NSF Stories

Research provides new view of the critical role of plankton in marine carbon storage

Insights into important roles of plankton in carbon dioxide storage

The sea is Earth's most formidable carbon dioxide storage machine, but mysteries abound about the interlocking processes and the myriad organisms involved.

Now, thanks to NSF-funded research published in a series of papers in the journal Frontiers in Marine Science, researchers at Florida State University are inching toward understanding the ocean's carbon storage, its constituent biological players and the factors that could be limiting its efficiency.
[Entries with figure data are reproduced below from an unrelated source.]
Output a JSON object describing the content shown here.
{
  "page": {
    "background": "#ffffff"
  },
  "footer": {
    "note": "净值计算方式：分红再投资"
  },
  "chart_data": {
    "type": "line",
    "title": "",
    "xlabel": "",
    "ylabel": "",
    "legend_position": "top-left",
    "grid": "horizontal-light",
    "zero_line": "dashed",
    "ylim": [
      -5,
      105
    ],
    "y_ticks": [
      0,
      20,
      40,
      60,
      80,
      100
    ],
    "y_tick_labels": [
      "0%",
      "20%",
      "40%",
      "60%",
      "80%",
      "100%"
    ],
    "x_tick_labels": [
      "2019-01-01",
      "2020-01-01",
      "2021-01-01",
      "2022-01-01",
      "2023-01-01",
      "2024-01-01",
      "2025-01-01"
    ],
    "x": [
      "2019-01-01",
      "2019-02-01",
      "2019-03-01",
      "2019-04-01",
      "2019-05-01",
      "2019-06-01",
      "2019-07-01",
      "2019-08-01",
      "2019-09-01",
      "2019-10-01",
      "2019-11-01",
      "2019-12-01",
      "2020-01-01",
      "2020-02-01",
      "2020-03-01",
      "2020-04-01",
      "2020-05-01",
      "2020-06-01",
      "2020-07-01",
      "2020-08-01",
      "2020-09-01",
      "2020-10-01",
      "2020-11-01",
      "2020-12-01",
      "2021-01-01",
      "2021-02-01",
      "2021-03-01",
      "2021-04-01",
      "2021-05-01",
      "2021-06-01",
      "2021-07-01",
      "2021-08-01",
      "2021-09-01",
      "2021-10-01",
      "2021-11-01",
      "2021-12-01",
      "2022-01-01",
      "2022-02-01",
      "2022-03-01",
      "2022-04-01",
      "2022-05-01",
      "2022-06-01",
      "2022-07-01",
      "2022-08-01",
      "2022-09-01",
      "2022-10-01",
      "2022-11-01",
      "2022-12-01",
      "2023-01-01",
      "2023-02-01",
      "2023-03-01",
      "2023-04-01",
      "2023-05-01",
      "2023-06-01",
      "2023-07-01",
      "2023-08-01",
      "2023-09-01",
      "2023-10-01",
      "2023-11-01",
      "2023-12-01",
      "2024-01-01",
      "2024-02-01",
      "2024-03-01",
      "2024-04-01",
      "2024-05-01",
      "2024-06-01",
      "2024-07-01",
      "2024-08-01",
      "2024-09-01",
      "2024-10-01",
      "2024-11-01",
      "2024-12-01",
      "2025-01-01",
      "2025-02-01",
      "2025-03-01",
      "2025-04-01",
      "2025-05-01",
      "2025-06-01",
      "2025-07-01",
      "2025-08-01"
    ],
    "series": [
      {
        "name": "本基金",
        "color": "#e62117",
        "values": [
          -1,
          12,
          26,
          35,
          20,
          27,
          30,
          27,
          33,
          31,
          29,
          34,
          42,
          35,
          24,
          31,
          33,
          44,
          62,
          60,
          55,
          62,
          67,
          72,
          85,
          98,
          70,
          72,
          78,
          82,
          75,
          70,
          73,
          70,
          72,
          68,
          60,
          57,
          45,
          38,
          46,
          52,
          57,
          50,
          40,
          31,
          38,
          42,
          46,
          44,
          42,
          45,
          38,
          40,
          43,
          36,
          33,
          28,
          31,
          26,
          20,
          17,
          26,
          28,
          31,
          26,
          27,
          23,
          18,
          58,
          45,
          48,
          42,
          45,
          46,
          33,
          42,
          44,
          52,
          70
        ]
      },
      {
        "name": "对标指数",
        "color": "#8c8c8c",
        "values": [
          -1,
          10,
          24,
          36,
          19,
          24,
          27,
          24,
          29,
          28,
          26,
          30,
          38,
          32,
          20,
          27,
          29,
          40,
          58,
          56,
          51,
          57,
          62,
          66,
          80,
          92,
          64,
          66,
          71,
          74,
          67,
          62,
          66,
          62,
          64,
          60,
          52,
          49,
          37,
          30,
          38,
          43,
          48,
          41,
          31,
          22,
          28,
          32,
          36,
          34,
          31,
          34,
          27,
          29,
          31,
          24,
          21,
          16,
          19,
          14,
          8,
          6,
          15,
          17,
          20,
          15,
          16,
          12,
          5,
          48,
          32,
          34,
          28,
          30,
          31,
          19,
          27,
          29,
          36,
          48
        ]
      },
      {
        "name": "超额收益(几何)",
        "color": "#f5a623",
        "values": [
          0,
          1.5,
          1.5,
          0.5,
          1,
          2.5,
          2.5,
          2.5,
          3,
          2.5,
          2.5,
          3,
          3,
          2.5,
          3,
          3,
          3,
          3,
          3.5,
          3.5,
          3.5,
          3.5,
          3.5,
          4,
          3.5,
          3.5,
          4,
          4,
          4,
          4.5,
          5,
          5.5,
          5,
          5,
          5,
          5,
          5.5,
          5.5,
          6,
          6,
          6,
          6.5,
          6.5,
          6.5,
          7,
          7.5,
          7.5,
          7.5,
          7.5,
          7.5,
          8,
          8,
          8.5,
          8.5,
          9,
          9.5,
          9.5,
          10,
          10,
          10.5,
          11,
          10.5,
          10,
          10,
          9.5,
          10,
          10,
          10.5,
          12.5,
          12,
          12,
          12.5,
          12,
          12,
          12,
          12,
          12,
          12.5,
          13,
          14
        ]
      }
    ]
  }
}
In three studies of the biological carbon pump — the process by which carbon dioxide is produced by photosynthetic algae in the surface ocean and transferred to the seafloor and stored for millennia -- biological oceanographer Mike Stukel and his collaborators found that microscopic zooplankton play critical, often underappreciated roles in transporting and holding carbon.

"These organisms contribute to the biological carbon pump by creating carbon-rich fecal pellets that sink rapidly into the ocean," Stukel said. "However, some zooplankton also feed on those sinking particles, thus decreasing the efficiency of that pump."

Hungry zooplankton hundreds of meters below the surface often consume carbon-rich particles sinking toward the ocean floor, interrupting the transport process.

Most studies of zooplankton's role have assumed that behavior of particular zooplankton groups is representative of all zooplankton in the sea. This research demonstrates the variety of ways these diminutive organisms can alter, and sometimes impede, the biological carbon pump.

Stukel and his team found that some groups of particle-feeding organisms may influence carbon transport as much as more abundant suspension-feeders like krill, which dine on floating organic matter closer to the ocean's surface.

"These articles are a major advancement in our understanding of microscopic zooplankton," says Dan Thornhill of NSF's Division of Ocean Sciences, which funded the research through its California Current Ecosystem Long-Term Ecological Research site. "These organisms, nearly invisible to our eyes, shape and define major ocean processes."